The mean of the manual leukocyte differential count was calculated for each cell type in each sample. The total mean of all samples was calculated for each test group; normal, abnormal and total samples. Deming regression analysis, Pearson’s coefficient of correlation and comparison of the mean difference for each cell type of each sample with the manufacturer specification were done.
Precision testing was done at two levels; within-run precision and between-run precision. Within-run precision was done by running a sample 20 times in a single run. Between run precision was done by running quality control material each day for 20 successive days. The mean, coefficient of variation and the 2 SD were calculated for each cell type.
Correlation study revealed highly significant positive correlation between the Coulter® LH 750 results and the reference manual differential results for neutrophils, lymphocytes, monocytes and eosinophils count in the abnormal and total test groups but not in the normal test group in which correlation was suboptimal. As regard basophils, correlation study revealed a significant difference between the two methods for which this type of statistical analysis has no statistical validity.
Comparison of the mean difference for each cell type with the manufacturer specifications for accuracy revealed that the manufacturer specifications were met for all cell types in the three test groups.

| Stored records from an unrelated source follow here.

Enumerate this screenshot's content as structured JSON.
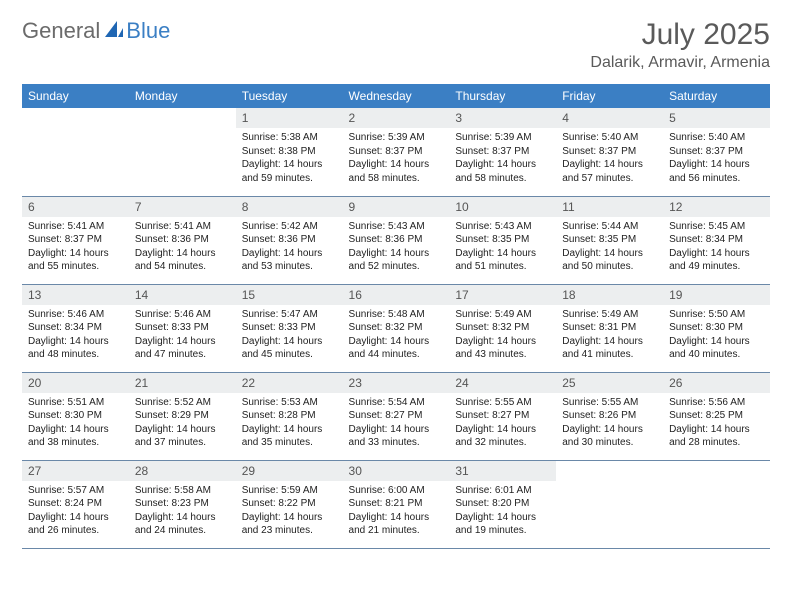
{
  "brand": {
    "general": "General",
    "blue": "Blue"
  },
  "title": "July 2025",
  "location": "Dalarik, Armavir, Armenia",
  "colors": {
    "header_bg": "#3b7fc4",
    "header_fg": "#ffffff",
    "daynum_bg": "#eceeef",
    "rule": "#6a88a8"
  },
  "weekdays": [
    "Sunday",
    "Monday",
    "Tuesday",
    "Wednesday",
    "Thursday",
    "Friday",
    "Saturday"
  ],
  "weeks": [
    [
      null,
      null,
      {
        "n": "1",
        "sr": "Sunrise: 5:38 AM",
        "ss": "Sunset: 8:38 PM",
        "dl": "Daylight: 14 hours and 59 minutes."
      },
      {
        "n": "2",
        "sr": "Sunrise: 5:39 AM",
        "ss": "Sunset: 8:37 PM",
        "dl": "Daylight: 14 hours and 58 minutes."
      },
      {
        "n": "3",
        "sr": "Sunrise: 5:39 AM",
        "ss": "Sunset: 8:37 PM",
        "dl": "Daylight: 14 hours and 58 minutes."
      },
      {
        "n": "4",
        "sr": "Sunrise: 5:40 AM",
        "ss": "Sunset: 8:37 PM",
        "dl": "Daylight: 14 hours and 57 minutes."
      },
      {
        "n": "5",
        "sr": "Sunrise: 5:40 AM",
        "ss": "Sunset: 8:37 PM",
        "dl": "Daylight: 14 hours and 56 minutes."
      }
    ],
    [
      {
        "n": "6",
        "sr": "Sunrise: 5:41 AM",
        "ss": "Sunset: 8:37 PM",
        "dl": "Daylight: 14 hours and 55 minutes."
      },
      {
        "n": "7",
        "sr": "Sunrise: 5:41 AM",
        "ss": "Sunset: 8:36 PM",
        "dl": "Daylight: 14 hours and 54 minutes."
      },
      {
        "n": "8",
        "sr": "Sunrise: 5:42 AM",
        "ss": "Sunset: 8:36 PM",
        "dl": "Daylight: 14 hours and 53 minutes."
      },
      {
        "n": "9",
        "sr": "Sunrise: 5:43 AM",
        "ss": "Sunset: 8:36 PM",
        "dl": "Daylight: 14 hours and 52 minutes."
      },
      {
        "n": "10",
        "sr": "Sunrise: 5:43 AM",
        "ss": "Sunset: 8:35 PM",
        "dl": "Daylight: 14 hours and 51 minutes."
      },
      {
        "n": "11",
        "sr": "Sunrise: 5:44 AM",
        "ss": "Sunset: 8:35 PM",
        "dl": "Daylight: 14 hours and 50 minutes."
      },
      {
        "n": "12",
        "sr": "Sunrise: 5:45 AM",
        "ss": "Sunset: 8:34 PM",
        "dl": "Daylight: 14 hours and 49 minutes."
      }
    ],
    [
      {
        "n": "13",
        "sr": "Sunrise: 5:46 AM",
        "ss": "Sunset: 8:34 PM",
        "dl": "Daylight: 14 hours and 48 minutes."
      },
      {
        "n": "14",
        "sr": "Sunrise: 5:46 AM",
        "ss": "Sunset: 8:33 PM",
        "dl": "Daylight: 14 hours and 47 minutes."
      },
      {
        "n": "15",
        "sr": "Sunrise: 5:47 AM",
        "ss": "Sunset: 8:33 PM",
        "dl": "Daylight: 14 hours and 45 minutes."
      },
      {
        "n": "16",
        "sr": "Sunrise: 5:48 AM",
        "ss": "Sunset: 8:32 PM",
        "dl": "Daylight: 14 hours and 44 minutes."
      },
      {
        "n": "17",
        "sr": "Sunrise: 5:49 AM",
        "ss": "Sunset: 8:32 PM",
        "dl": "Daylight: 14 hours and 43 minutes."
      },
      {
        "n": "18",
        "sr": "Sunrise: 5:49 AM",
        "ss": "Sunset: 8:31 PM",
        "dl": "Daylight: 14 hours and 41 minutes."
      },
      {
        "n": "19",
        "sr": "Sunrise: 5:50 AM",
        "ss": "Sunset: 8:30 PM",
        "dl": "Daylight: 14 hours and 40 minutes."
      }
    ],
    [
      {
        "n": "20",
        "sr": "Sunrise: 5:51 AM",
        "ss": "Sunset: 8:30 PM",
        "dl": "Daylight: 14 hours and 38 minutes."
      },
      {
        "n": "21",
        "sr": "Sunrise: 5:52 AM",
        "ss": "Sunset: 8:29 PM",
        "dl": "Daylight: 14 hours and 37 minutes."
      },
      {
        "n": "22",
        "sr": "Sunrise: 5:53 AM",
        "ss": "Sunset: 8:28 PM",
        "dl": "Daylight: 14 hours and 35 minutes."
      },
      {
        "n": "23",
        "sr": "Sunrise: 5:54 AM",
        "ss": "Sunset: 8:27 PM",
        "dl": "Daylight: 14 hours and 33 minutes."
      },
      {
        "n": "24",
        "sr": "Sunrise: 5:55 AM",
        "ss": "Sunset: 8:27 PM",
        "dl": "Daylight: 14 hours and 32 minutes."
      },
      {
        "n": "25",
        "sr": "Sunrise: 5:55 AM",
        "ss": "Sunset: 8:26 PM",
        "dl": "Daylight: 14 hours and 30 minutes."
      },
      {
        "n": "26",
        "sr": "Sunrise: 5:56 AM",
        "ss": "Sunset: 8:25 PM",
        "dl": "Daylight: 14 hours and 28 minutes."
      }
    ],
    [
      {
        "n": "27",
        "sr": "Sunrise: 5:57 AM",
        "ss": "Sunset: 8:24 PM",
        "dl": "Daylight: 14 hours and 26 minutes."
      },
      {
        "n": "28",
        "sr": "Sunrise: 5:58 AM",
        "ss": "Sunset: 8:23 PM",
        "dl": "Daylight: 14 hours and 24 minutes."
      },
      {
        "n": "29",
        "sr": "Sunrise: 5:59 AM",
        "ss": "Sunset: 8:22 PM",
        "dl": "Daylight: 14 hours and 23 minutes."
      },
      {
        "n": "30",
        "sr": "Sunrise: 6:00 AM",
        "ss": "Sunset: 8:21 PM",
        "dl": "Daylight: 14 hours and 21 minutes."
      },
      {
        "n": "31",
        "sr": "Sunrise: 6:01 AM",
        "ss": "Sunset: 8:20 PM",
        "dl": "Daylight: 14 hours and 19 minutes."
      },
      null,
      null
    ]
  ]
}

Within-run precision testing revealed imprecise monocytes count by the instrument when compared with the manufacturer specification or with ¼th total allowable error. Neutrophils coefficient of variation was well within the ¼th total allowable error, however it didn’t meet the manufacturer specification.
There are no specification for between-run precision published by the manufacturer, however comparing the total analytical variation for each cell type with 1/3rd total allowable error revealed imprecise monocytes, eosinophils and basophils count. The total analytical variation of other cell types was within 1/3rd total allowable error. However they were clinically accepted.